Elements of “Barry” are derived from Berg’s and Hader’s own lives in the theater circuit. For instance, the acting class Berkman crashes in the pilot, “Chapter One: Make Your Mark,” and the group of people he feels quickly immersed with are drawn from Hader’s experience on “SNL.”
“That to me felt very much like me when I first got on ‘SNL’ where I so badly wanted to be in that community of people,” Hader said. “When I’m looking around and I’m saying, ‘Oh God, that’s Tina Fey and Amy Poehler and Fred Armisen and Seth Meyers,’ and all these people were on the cast when I started—Will Forte, Rachel Dratch—and I was just like, ‘Oh man, how do I stay here because I know it will enrich my life somehow.’”

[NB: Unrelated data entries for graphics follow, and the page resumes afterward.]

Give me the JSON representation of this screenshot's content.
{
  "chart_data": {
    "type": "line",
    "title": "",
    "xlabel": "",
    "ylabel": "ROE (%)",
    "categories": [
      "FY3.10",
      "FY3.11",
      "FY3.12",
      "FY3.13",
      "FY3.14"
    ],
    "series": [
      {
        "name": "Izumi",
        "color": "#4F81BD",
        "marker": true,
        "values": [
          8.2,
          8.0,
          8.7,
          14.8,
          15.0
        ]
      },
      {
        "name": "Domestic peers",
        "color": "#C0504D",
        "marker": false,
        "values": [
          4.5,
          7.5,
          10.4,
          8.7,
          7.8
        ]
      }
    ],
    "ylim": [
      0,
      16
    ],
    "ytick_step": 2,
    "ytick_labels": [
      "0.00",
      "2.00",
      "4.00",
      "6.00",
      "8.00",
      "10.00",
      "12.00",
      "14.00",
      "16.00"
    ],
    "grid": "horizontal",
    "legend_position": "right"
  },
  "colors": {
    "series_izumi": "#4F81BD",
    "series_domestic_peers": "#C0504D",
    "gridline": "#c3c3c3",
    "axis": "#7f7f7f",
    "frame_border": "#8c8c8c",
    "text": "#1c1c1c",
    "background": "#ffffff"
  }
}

Even deeper than his longing for a sense of belonging on NBC’s historical crown jewel and camaraderie with his castmates, Hader said he turned to the anxiety he experienced from the live-performance element of SNL as inspiration for his conflicted protagonist. Even being a seasoned performer with eight years’ worth of original characters, sketches and impressions under his belt, Hader said live performance wasn’t good for him mentally or physically. He draws that parallel in his reticent hitman, showing the drastic effect of Berkman’s God-given talent on his own health and livelihood.
“It [is] more of that idea of Barry being good at killing, but it’s the thing that he’s kind of like really great at but it’s destroying his soul because it’s awful,” Hader said.
Hader is no stranger to the limelight and has made an equally bold mark as a writer and producer as he has an actor. But with his new show, he is sitting in the director’s chair for the first time.
“I found most of directing, to be honest, was just trying super hard to keep your confidence while everybody looked at you like you were crazy,” Hader said. “That’s kind of what it felt like to me.”
“Barry” airs at 10:30 p.m. on Sundays on HBO. The show has been renewed for a second season.